I love it when a parent tells me that their child has started to ask for some of the movements. During my sessions with kids through Brain Fit Academy (since we are a movement based program) we do a lot of different movements. Some of these movements are ones that my clients really enjoy and feel good to their bodies. As I wrote about in the post “The Body Knows- it Just Might Need a Reminder”, the brain and body knows what it needs. So, when we introduce children to certain movements there can be an immediate liking to them. Kids are often drawn to certain exercises and will want to do more of them.
One of the movements I find that gets requested a lot (especially at the beginnning) is one we call “milkshakes”. Milkshakes is a rhythmic movement that can have a very calming effect on the nervous system.

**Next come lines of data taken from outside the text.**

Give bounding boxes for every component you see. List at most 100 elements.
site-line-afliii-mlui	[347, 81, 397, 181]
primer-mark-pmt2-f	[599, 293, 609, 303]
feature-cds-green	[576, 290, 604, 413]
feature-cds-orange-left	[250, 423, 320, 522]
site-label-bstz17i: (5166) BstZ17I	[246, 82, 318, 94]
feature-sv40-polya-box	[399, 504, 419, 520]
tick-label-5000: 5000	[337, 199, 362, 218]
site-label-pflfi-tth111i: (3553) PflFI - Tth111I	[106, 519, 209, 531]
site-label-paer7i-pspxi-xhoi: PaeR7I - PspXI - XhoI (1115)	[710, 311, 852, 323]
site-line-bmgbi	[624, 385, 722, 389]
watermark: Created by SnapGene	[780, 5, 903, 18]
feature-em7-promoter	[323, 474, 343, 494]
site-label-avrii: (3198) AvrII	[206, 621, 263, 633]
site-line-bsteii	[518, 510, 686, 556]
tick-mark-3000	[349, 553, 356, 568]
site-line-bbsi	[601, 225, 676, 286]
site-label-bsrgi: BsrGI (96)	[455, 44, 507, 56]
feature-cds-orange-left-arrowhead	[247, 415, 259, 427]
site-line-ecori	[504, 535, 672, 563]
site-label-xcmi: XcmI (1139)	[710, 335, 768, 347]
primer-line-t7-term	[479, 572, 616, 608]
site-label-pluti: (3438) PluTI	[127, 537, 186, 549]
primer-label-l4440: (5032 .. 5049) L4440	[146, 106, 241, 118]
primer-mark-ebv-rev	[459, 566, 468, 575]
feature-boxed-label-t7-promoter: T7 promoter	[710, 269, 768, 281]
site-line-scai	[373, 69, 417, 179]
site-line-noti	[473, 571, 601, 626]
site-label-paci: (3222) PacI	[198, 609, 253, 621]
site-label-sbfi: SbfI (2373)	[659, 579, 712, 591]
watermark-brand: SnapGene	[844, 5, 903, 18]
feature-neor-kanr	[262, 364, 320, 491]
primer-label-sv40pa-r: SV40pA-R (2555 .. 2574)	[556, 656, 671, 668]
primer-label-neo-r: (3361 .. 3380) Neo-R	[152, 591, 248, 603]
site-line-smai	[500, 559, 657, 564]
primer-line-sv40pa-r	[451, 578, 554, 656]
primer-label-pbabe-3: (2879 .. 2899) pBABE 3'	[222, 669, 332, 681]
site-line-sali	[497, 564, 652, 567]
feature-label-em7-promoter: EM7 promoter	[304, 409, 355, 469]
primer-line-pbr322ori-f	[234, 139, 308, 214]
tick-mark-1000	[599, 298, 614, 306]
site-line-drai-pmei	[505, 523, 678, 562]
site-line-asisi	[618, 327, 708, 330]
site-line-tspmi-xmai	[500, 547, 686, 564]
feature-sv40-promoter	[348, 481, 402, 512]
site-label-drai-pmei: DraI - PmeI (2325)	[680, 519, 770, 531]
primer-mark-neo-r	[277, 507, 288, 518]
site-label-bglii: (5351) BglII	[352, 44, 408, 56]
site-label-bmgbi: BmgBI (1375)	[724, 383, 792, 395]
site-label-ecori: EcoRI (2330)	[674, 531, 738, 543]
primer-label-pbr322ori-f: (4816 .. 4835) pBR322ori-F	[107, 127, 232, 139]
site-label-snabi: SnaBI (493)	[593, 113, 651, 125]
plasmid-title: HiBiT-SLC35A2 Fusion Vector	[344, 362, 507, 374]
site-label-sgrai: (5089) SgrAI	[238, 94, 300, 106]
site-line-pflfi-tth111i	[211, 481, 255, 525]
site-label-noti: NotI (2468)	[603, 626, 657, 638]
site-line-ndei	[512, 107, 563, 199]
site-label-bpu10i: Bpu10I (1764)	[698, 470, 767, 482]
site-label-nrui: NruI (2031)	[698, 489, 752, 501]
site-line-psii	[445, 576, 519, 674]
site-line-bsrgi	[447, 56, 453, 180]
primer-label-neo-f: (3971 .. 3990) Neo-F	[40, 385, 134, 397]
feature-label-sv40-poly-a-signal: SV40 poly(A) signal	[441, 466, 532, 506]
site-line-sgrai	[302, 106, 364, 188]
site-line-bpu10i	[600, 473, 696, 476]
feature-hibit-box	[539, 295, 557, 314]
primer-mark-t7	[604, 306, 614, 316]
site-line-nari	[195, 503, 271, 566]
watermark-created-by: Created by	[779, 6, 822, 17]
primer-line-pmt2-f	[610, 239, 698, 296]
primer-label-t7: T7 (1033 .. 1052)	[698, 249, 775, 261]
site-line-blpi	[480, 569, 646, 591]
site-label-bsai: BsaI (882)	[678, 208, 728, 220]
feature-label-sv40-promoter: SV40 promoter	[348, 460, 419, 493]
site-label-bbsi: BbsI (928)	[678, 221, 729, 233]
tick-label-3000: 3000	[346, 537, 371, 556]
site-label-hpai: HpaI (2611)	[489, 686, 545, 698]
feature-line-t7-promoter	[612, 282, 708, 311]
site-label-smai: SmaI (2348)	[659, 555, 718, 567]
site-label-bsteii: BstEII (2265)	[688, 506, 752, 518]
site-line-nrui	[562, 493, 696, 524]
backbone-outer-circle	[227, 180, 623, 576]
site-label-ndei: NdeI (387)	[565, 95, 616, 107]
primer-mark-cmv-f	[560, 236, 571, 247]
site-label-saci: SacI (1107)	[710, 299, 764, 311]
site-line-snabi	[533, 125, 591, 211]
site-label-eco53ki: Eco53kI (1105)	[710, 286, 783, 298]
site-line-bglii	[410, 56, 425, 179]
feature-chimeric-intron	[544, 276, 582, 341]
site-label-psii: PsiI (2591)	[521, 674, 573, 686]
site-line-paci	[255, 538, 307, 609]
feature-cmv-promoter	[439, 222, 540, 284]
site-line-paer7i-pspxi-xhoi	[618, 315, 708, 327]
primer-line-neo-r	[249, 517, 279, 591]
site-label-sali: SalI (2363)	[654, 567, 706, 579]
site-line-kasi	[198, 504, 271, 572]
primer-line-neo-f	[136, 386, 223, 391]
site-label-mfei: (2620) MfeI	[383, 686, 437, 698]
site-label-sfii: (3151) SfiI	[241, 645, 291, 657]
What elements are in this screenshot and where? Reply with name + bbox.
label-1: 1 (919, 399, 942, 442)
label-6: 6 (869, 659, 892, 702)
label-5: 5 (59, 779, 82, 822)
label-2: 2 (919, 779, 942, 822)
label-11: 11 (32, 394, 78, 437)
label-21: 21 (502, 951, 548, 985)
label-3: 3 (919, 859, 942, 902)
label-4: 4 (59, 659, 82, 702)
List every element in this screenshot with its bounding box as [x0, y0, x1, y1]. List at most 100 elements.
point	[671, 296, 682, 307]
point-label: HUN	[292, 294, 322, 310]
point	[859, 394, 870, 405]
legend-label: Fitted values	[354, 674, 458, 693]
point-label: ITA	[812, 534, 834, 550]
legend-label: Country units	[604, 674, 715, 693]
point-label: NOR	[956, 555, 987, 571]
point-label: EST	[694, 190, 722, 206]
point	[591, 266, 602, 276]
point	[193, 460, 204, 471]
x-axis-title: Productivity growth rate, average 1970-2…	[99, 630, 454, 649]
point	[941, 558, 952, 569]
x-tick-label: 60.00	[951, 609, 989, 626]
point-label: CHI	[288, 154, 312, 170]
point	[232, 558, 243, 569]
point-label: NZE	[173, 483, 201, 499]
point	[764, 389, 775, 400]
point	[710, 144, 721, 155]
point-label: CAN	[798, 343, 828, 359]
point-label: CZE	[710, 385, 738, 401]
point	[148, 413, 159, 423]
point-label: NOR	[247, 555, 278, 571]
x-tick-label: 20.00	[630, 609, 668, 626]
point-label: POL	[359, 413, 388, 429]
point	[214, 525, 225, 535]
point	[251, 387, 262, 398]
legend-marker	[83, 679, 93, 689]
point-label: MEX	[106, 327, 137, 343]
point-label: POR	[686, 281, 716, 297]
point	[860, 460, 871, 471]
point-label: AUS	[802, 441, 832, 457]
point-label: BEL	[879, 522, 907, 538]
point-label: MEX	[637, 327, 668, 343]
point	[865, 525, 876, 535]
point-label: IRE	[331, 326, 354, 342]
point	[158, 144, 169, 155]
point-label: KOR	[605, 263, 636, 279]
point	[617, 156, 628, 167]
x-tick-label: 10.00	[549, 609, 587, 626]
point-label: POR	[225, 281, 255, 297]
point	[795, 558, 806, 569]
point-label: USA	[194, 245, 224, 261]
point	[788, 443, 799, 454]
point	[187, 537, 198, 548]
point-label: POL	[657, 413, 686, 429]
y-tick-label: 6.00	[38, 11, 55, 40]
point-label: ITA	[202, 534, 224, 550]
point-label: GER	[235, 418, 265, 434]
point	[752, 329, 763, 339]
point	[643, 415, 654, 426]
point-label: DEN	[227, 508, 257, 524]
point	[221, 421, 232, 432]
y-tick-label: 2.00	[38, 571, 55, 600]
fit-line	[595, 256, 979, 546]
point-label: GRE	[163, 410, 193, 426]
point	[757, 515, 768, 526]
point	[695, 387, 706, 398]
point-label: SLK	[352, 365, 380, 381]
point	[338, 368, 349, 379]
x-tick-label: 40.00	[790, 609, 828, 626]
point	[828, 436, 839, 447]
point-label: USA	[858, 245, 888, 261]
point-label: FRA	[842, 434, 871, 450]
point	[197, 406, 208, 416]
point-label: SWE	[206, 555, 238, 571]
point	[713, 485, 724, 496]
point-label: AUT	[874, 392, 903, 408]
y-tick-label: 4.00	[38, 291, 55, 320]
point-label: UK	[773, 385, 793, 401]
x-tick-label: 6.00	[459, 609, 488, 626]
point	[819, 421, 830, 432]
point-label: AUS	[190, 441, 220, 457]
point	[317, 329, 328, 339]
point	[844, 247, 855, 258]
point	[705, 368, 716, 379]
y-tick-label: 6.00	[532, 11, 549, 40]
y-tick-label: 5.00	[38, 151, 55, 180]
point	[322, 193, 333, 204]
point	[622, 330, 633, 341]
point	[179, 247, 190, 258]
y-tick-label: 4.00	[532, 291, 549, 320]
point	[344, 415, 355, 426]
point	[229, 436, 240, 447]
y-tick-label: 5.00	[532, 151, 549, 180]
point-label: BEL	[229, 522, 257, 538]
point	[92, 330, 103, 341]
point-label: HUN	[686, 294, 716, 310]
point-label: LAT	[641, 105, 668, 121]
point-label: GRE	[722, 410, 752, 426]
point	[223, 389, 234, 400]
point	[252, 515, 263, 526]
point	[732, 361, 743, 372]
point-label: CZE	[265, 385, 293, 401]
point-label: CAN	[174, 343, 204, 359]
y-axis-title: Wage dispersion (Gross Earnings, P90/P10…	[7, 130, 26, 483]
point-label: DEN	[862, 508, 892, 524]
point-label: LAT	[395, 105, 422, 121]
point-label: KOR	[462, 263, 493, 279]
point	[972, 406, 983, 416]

I have had many kids that literally seem to “melt” when doing milkshakes during a session. We use the movement to help integrate the MORO reflex so it’s typically one of the first activities we do with clients.
MORO is the “fight” part of the Fight/Flight/Freeze response and an unintegrated MORO can definitely contribute to sleep disturbances. I guess that’s why so many kids like to do milkshakes at bedtime- it calms the system to prepare for sleep.
I know that for my own son, milkshakes is one of the movements he loved the most. He asked for it. In fact, for a long time we had a routine of about four rhythmic movements that we would do with him every night and milkshakes was number one on the list. It was a movement that always worked to calm his system and help him to sleep.
In fact- it still does. When school started back up this year and there was a lot on his mind, he started having some difficulty sleeping. We put our milkshakes routine back into bedtime and he began sleeping better starting that first night!
Like I said- I love it when kids start asking for the movements because I know that it is their brain and body telling me (or their parents) something. They are telling us that that particular movement is what they need. They recognize on a conscious (or maybe subconscious) level that the movement is doing something to help them- even if they can’t quite articulate it.
Part of my job as a coach, of course, is to guide the famiy with those “asks”. Helping parents to know when it is the best time to do particular movements. Teaching them how to do them with their child, and revising the plan as we go.
My client asking for movements is a start to them recognizing what they need and noticing what feels good to their system.
I encourage my clients when they ask for particular movements.